Not so with equity prices. Especially indexes.

It’s become a matter of principle to equate falling prices as proof that the investing citizenry is finally taking a stand against tyranny and rising prices as a craven capitulation. Looking at the markets through this prism is a logical consequence stemming from the seeming failure of more mundane analysis to explain what’s going on.

Commentators have fallen into the trap of assuming every equity investor is a day trader. The reality is only at the very margins are buy and sell decisions based on anything likely to be said or done today, tomorrow or even a year from now.


We see the market move and assume everyone is thinking the same way, has the same objectives and constraints, and will, for some reason, be forced to react. Except for the little people, equities have become the ultimate in long-term plays and that has to be taken into consideration no matter the laundry list of potential negatives it’s easy to concoct.


Norway enjoys the world’s largest sovereign wealth fund. It has steadily been increasing its percentage allocation to equities. And has been mandated to step it up even more. They’re looking to put another $100 billion into the market even though they already own 1.3% of global equities. That’s not a typo and it represents very sticky money.


Just listen to the comment from the fund’s deputy chief executive Trond Grande, “We don’t have any views on whether the market is priced high or low, whether bonds and stocks are expensive or cheap.”




They also share the investing attitude of Denmark’s largest private pension fund. Brace yourself, this might hurt. They spend less and less time thinking about current politics, because despite the news drumbeat, “politics and economics have decoupled a lot in recent years.” That was the comment from the CEO of the Danish fund, not me. And he has oodles of money to put to work.


And need I tell you that the SNB’s U.S. equity portfolio amounted to $84.3 billion at the end of June, up from $62.4 billion last November? Lest you think this is just another government entity throwing the dice on behalf of future generations, the SNB has private investors, too. Did you know that a German businessman owns over 6% of the bank?
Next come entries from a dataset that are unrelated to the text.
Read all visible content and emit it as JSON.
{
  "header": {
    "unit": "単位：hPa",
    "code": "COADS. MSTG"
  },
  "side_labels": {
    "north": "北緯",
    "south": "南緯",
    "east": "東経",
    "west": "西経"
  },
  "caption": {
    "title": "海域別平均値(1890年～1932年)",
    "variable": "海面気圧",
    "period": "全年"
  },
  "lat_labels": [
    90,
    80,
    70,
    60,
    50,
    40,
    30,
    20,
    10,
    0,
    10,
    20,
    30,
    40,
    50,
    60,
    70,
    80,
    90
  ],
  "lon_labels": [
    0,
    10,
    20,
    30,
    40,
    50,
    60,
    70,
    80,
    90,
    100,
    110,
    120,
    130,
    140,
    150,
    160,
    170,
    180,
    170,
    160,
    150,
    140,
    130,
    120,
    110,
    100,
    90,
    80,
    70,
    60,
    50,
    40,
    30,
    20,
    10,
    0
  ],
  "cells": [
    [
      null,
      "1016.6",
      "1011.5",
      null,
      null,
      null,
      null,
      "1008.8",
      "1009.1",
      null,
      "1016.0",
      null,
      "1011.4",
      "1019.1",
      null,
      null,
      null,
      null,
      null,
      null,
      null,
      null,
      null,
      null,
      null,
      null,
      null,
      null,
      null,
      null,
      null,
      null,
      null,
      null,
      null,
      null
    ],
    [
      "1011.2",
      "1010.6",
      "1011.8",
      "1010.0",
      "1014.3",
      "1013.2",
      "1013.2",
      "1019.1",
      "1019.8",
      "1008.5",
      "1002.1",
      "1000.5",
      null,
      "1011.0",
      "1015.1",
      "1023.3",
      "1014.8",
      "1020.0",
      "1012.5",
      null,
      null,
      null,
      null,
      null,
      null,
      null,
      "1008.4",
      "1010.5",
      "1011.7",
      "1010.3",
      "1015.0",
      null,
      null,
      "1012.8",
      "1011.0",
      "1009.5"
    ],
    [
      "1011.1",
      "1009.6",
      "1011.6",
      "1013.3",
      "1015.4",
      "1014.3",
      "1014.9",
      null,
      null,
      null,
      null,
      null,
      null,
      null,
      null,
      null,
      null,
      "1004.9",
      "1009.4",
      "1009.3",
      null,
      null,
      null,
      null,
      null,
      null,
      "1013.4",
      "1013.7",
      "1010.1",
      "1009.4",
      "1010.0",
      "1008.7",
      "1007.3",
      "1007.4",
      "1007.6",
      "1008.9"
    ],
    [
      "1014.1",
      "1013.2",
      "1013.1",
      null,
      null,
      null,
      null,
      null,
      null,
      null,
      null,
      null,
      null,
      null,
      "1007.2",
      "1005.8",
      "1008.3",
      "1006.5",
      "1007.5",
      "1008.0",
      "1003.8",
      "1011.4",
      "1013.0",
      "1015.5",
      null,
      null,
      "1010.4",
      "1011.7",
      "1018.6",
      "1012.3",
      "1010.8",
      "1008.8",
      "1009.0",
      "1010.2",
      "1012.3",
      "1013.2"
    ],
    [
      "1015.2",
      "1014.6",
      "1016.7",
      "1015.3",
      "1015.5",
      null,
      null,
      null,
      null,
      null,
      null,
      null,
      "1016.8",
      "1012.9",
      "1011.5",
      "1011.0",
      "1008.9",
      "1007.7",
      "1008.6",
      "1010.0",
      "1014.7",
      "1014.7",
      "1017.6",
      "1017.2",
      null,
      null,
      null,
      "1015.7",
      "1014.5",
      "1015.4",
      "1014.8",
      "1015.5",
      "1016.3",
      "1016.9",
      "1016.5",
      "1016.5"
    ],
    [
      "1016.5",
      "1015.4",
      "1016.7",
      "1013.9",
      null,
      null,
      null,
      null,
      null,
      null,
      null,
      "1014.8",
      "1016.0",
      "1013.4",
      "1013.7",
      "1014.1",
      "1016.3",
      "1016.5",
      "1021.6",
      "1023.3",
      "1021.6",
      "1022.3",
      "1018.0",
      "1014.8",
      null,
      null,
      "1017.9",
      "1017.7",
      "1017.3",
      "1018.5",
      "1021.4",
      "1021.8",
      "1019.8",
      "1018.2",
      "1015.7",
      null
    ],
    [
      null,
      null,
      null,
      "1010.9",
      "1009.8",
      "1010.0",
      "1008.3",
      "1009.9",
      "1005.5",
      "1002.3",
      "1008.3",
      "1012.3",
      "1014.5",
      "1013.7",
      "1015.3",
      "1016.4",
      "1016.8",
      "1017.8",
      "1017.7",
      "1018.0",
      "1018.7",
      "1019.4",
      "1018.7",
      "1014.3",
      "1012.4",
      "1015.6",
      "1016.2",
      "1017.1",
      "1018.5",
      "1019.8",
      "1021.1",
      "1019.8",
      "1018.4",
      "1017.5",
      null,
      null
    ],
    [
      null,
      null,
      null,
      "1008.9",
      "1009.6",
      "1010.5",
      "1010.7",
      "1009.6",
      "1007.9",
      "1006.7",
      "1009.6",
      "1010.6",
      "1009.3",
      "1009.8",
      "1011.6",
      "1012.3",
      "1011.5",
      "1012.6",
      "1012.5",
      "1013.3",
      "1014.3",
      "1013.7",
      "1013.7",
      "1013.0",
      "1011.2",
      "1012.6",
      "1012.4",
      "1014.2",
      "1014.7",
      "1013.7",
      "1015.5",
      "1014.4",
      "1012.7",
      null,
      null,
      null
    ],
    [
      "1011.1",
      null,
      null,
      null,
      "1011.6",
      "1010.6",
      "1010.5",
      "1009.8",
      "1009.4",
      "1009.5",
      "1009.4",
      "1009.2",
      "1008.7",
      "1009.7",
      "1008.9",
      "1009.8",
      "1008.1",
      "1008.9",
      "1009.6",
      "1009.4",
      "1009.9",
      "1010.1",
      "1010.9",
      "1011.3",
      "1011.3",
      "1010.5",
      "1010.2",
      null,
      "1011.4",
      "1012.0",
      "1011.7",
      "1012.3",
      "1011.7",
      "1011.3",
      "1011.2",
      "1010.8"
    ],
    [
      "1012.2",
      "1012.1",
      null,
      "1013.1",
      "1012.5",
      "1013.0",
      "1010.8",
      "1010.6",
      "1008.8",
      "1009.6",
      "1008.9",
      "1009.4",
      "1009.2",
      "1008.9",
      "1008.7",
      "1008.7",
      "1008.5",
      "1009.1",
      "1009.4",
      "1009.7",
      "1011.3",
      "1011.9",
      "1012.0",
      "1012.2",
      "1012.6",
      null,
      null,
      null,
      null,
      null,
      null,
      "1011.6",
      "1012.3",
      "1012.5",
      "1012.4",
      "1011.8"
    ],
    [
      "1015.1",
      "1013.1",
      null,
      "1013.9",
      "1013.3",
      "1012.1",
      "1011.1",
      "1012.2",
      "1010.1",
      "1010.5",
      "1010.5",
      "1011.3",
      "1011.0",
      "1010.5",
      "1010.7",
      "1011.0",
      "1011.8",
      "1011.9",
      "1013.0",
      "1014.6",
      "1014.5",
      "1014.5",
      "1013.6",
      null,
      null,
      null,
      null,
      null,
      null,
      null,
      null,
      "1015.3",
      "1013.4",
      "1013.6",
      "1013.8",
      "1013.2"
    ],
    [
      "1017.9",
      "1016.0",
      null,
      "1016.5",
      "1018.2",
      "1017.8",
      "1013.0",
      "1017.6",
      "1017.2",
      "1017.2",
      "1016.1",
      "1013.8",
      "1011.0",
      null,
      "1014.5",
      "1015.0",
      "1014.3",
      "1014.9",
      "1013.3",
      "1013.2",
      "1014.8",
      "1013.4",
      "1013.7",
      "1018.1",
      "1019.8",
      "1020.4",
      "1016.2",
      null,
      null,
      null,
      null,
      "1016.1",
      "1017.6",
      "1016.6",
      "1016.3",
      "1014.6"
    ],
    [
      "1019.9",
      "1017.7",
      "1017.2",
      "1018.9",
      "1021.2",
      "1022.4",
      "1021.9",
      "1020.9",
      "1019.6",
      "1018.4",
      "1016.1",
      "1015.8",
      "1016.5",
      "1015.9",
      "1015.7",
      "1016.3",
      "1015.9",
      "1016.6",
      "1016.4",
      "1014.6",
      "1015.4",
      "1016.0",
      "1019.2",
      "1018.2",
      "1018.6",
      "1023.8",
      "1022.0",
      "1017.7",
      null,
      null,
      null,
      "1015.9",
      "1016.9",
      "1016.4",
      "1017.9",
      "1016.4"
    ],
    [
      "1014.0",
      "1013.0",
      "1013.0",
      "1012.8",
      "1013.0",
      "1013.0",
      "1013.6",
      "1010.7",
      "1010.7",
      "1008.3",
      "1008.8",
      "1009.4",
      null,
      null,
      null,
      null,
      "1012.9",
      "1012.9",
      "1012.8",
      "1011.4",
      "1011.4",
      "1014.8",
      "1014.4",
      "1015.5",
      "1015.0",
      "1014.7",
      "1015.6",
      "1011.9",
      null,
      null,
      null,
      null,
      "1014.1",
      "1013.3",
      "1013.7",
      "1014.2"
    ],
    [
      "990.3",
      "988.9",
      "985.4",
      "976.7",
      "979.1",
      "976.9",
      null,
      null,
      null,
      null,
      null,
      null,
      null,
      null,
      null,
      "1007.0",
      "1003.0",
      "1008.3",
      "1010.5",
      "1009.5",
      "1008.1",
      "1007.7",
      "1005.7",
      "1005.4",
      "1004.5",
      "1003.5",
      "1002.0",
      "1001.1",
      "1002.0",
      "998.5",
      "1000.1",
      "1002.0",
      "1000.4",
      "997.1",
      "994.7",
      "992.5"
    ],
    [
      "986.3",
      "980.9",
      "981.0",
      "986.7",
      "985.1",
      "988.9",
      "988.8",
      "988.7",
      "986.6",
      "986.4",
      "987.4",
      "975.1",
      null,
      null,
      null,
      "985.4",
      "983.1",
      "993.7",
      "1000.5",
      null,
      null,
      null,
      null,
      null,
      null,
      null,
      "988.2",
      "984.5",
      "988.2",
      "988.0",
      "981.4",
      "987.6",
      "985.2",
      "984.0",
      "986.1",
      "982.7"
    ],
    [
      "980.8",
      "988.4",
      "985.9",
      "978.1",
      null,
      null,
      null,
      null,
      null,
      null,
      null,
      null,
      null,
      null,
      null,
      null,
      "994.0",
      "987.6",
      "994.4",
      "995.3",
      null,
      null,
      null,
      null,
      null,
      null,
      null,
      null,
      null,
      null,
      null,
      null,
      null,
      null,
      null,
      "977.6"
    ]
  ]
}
Looking at VWAP over some arbitrary period of time and concluding it will force investing decisions is the ultimate in mistaking the trees for the forest. Again, you can’t take a day trading concept and graft it onto the big picture. If any trading takes place based on it, there’s just a transfer of positions from weak to stronger hands. It’s a big part of why buying the dip always happens. It’s not done to frustrate you.


And then, of course, there are those pesky stock buyback programs. Whether they are ill-advised and dangerous, or not, they are a steady one way flow only increasing the scarcity value of the shares.



[ZH: Cuts in the amount of stock that U.S. companies are buying back are likely to persist, according to Andrew Lapthorne, global head of quantitative strategy at Societe Generale SA. In a report Wednesday, he cited an increasing debt burden and a tendency for repurchasers “to be the weakest and cheapest” companies relative to peers. Buybacks by S&P 500 Index companies peaked in June 2016 and dropped 14 percent through Wednesday on a per-share basis, according to capital-stock data compiled by Bloomberg.]


I’ve no idea whether the market is going up or down. I can see the benefits of both outcomes. Although I would note that in the face of great provocation, equities remain a lot closer to all-time highs than any other measure. I just would caution against using bad logic to analyze a market, whether it turns out to be correct or not.

The question is, can the SNB and Norwegian SWF replace the buying power and leverage implicit in The Fed's policy-constant of the last few years?